Rückblick: Baugespräch beim Verband Bauwirtschaft Nordbaden
Überreichung des Berichts über den Zustand der Landesstraßen in Baden-Württemberg
Im Rahmen eines Baugespräches überreichte Thomas Möller, Hauptgeschäftsführer des Verbandes Bauwirtschaft Nordbaden, mir den Bericht über den Zustand der Landesstraßen in Baden-Württemberg. Im Rahmen des Treffens habe ich einen kurzen Impulsvortrag zu den Plänen der neuen Grün-Roten Landesregierung hinsichtlich der Sanierung und Instandhaltung von Straßen und Gebäuden in Baden-Württemberg gehalten. Weitere Infos zu meiner Pressemitteilung zum Zustand der Landesstraßen in Baden-Württemberg finden Sie hier.
Rückblick: Schülergruppe aus Leutkirch
Angeregte Diskussion zu Stuttgart 21 mit Schülern aus Leutkirch
Rund 15 Schülerinnen und Schüler der Gewerblichen Schule Leutkirch waren am 12. Juli zu Besuch im Landtag. Die Schülergruppe hatte dabei die Möglichkeit, in einem Abgeordnetengespräch mit mir und meinem Kollegen Willy Halder Fragen zum Projekt Stuttgart 21 zu stellen. In der teilweise sehr kontroversen Diskussion beteiligten sich die Schülerinnen und Schüler mit viel Interesse und Engagement. Zentrale Punkte der Debatte waren die Kostenfrage, die Leistungsfähigkeit von Stuttgart 21, der Stresstest sowie die Auswirkungen des Projektes auf die Verkehrspolitik in Baden-Württemberg. Willy Halder und ich stellten die extreme Kostensteigerung des Projektes und die Zurückstellung bzw. Vernachlässigung anderer Bahnprojekte durch ein solches Milliardenprojekt in den Vordergrund der Diskussion.

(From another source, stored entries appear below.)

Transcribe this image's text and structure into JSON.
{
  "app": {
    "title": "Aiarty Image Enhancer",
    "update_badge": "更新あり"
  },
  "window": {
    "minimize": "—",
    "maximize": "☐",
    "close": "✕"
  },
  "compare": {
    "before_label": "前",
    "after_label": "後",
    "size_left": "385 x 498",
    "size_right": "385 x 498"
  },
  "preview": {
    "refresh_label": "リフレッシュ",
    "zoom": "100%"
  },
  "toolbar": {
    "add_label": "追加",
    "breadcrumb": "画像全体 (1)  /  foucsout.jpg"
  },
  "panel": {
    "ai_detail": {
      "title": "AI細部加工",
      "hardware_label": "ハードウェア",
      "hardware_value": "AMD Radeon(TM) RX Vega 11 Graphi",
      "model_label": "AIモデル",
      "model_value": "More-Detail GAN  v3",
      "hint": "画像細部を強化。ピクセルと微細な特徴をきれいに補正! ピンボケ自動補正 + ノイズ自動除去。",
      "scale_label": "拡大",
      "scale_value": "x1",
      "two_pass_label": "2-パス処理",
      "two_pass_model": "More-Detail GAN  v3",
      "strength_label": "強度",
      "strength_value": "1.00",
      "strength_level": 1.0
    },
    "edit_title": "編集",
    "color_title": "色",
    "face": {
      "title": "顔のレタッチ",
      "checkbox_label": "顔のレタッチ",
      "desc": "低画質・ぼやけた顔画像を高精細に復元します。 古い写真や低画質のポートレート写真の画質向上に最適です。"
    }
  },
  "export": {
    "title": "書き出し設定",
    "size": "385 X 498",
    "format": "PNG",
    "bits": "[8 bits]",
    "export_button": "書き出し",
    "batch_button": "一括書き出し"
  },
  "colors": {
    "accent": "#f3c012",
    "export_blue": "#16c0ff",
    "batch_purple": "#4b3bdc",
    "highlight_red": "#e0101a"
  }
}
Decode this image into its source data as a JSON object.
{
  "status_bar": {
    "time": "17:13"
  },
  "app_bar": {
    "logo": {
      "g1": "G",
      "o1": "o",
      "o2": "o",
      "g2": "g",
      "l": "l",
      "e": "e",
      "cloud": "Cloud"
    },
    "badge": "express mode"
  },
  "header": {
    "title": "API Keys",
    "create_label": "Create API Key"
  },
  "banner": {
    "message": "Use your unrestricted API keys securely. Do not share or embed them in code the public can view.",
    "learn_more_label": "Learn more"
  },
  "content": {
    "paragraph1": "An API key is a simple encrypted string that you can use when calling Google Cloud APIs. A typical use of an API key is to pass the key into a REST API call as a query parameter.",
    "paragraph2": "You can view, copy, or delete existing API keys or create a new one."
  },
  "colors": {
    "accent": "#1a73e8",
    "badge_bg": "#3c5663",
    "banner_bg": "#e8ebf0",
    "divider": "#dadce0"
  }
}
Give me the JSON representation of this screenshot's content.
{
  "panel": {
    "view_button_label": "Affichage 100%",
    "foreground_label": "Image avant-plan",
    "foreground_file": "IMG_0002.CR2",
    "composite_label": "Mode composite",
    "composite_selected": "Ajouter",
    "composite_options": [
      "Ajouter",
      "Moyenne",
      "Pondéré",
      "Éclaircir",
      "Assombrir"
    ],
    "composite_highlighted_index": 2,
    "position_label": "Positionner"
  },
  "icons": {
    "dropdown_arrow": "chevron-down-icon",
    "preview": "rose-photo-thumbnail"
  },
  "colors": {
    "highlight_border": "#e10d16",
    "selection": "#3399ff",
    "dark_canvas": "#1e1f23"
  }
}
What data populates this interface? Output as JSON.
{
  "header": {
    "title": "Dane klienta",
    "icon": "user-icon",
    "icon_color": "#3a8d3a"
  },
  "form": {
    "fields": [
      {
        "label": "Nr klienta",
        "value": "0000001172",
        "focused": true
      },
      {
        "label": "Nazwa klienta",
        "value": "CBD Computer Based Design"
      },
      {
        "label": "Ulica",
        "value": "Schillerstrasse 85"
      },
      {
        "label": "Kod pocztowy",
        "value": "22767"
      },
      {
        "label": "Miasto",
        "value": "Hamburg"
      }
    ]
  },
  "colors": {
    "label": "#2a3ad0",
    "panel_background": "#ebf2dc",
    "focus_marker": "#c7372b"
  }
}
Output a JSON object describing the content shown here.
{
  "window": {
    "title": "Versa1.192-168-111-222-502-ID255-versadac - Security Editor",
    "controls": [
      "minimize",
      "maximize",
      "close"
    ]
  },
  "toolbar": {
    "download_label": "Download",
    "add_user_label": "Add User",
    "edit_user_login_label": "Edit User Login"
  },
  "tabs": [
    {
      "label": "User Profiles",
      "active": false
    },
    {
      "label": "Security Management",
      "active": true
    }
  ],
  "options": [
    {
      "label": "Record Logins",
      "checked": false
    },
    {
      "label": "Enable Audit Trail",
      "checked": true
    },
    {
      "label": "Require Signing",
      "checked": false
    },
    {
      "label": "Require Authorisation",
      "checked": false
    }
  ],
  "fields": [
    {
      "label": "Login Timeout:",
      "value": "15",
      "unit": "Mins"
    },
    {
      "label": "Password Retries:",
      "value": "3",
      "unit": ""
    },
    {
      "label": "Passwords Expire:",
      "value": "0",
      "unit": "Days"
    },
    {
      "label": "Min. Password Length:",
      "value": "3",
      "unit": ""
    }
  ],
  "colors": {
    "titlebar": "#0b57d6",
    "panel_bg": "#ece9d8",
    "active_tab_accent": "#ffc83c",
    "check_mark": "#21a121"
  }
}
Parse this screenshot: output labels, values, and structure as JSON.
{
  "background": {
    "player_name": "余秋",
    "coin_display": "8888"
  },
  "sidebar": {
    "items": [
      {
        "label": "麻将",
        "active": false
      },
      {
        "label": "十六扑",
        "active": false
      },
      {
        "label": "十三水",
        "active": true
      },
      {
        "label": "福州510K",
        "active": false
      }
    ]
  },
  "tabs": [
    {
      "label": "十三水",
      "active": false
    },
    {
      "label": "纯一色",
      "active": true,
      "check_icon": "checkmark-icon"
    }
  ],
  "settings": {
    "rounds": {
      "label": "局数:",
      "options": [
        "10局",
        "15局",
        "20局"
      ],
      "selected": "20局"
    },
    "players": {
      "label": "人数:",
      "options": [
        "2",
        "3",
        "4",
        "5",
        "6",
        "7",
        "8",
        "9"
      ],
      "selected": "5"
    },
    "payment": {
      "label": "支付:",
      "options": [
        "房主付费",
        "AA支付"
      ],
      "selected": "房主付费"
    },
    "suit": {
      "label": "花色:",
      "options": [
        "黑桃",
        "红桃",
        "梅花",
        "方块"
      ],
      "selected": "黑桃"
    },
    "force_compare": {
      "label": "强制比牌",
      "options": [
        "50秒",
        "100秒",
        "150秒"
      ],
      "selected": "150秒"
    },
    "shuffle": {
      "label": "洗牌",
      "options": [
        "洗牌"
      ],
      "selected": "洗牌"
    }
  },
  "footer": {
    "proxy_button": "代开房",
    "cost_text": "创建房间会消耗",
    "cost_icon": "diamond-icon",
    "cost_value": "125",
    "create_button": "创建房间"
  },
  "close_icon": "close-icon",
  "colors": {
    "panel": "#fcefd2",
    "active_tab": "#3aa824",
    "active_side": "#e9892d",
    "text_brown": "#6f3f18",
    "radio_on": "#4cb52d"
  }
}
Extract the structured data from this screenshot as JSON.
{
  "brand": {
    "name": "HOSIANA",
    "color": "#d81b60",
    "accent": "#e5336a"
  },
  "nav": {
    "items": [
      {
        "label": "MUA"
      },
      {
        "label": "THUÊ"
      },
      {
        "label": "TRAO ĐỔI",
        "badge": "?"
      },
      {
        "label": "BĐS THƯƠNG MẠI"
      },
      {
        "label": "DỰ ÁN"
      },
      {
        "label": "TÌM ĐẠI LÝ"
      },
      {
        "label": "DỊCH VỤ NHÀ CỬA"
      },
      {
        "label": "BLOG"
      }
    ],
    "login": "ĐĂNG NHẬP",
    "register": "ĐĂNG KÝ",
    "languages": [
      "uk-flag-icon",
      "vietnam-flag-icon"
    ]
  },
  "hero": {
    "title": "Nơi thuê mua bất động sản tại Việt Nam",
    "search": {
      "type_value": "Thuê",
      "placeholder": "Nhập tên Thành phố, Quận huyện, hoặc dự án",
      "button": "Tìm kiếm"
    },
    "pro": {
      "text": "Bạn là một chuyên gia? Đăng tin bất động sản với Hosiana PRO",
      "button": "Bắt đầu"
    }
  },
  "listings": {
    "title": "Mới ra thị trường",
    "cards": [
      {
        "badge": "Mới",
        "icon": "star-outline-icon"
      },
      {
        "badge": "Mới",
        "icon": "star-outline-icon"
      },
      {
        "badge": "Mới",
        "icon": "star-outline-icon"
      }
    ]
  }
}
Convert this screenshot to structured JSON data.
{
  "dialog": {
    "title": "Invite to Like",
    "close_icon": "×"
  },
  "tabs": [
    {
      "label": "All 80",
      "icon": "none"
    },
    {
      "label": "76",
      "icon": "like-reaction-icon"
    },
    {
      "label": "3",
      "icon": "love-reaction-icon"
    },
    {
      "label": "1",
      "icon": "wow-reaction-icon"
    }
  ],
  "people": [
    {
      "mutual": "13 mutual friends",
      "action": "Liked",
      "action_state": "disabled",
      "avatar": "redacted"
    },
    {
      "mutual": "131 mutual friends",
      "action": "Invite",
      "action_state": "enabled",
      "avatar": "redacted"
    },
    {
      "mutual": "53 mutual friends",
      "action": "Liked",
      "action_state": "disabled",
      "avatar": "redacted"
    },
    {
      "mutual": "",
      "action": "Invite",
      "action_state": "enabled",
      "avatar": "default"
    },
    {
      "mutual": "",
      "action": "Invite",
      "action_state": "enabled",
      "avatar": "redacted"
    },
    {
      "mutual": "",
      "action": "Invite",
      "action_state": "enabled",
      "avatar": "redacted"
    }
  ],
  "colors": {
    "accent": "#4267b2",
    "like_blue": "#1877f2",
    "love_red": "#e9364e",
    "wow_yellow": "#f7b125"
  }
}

Die Schülergruppe bekam durch das Gespräch einen guten Einblick in die Komplexität und Vielschichtigkeit des Projektes Stuttgart 21. Auch die Geschichte- und Gemeinschaftskundelehrerin der Gewerblichen Schule Leutkirch Sabine Nowak war mit der Diskussion sehr zufrieden. Mit solchen Diskussionen erleben die Jugendlichen Politik hautnah und haben die Möglichkeit die Landtagsabgeordneten live zu erleben, so Nowak. Ich war über das Interesse und die fundierten Kommentare der Schülerinnen und Schüler beeindruckt und freue mich über weitere Fragen der Schülergruppe per Email.